***

         - Грязюки-то скоко! – Григорий с трудом пробирался по склонам довольно глубокой балки, прозванной в народе Дурной. - Чистое наказание Господне…

         Талая вода, стекая с крутых склонов, подставивших голые бока разбуженному солнцу, превращала процесс форсирования балки в сплошное мучение.

         - Липнет и липнет! – он осторожно, чтобы не потерять в жирной жиже щегольскую, «нэпмановскую» калошу, обутую на новый, хромовый сапог приподнял левую ногу. - Зачем только я зараз попёрся в такую даль?

         Подобранной тут же сухой палкой, Григорий очистил обувь, утяжелённую многослойными налипанием сизой грязи.

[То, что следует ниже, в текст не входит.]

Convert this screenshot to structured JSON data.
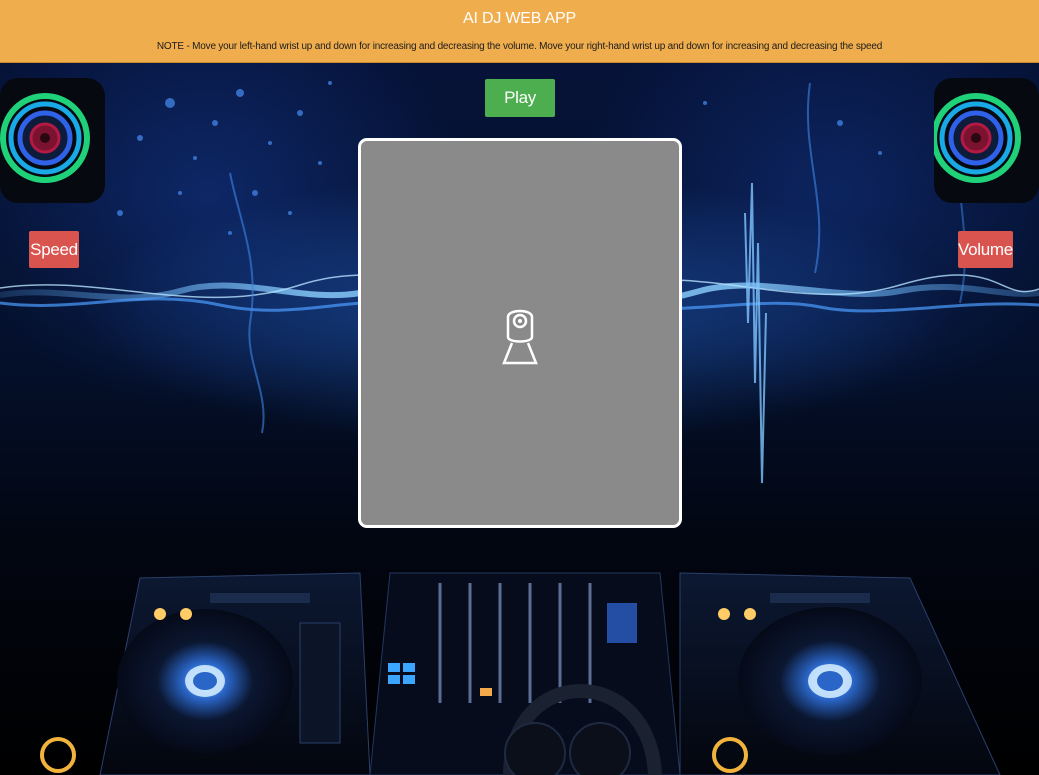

         - Всё одно, что масло, - он даже залюбовался блеском влажной земли. – Хоть на хлеб намазывай.

 Через несколько минут путник всё-таки выбрался на противоположный бок неласковой балки. Там дело пошло веселее, утрамбованная до состояния льда снежная дорожка, даже не думала таять.

         - Ага! Кажись прибыл. – Григорий незаметно для себя вошёл в грязный рабочий посёлок, притулившийся на самом верху прыщеватого холма. - Только бы он был дома.

 Он взглядом выискивал знакомые ориентиры крытого соломой небогатого домика Хрущёвых, куда он впервые попал почти год назад. Тогда знакомца Кошевого дома не оказалось.

         - Никита ищо служит в Красной Армии. – Сообщил его отец, назвавшийся Сергеем Никаноровичем.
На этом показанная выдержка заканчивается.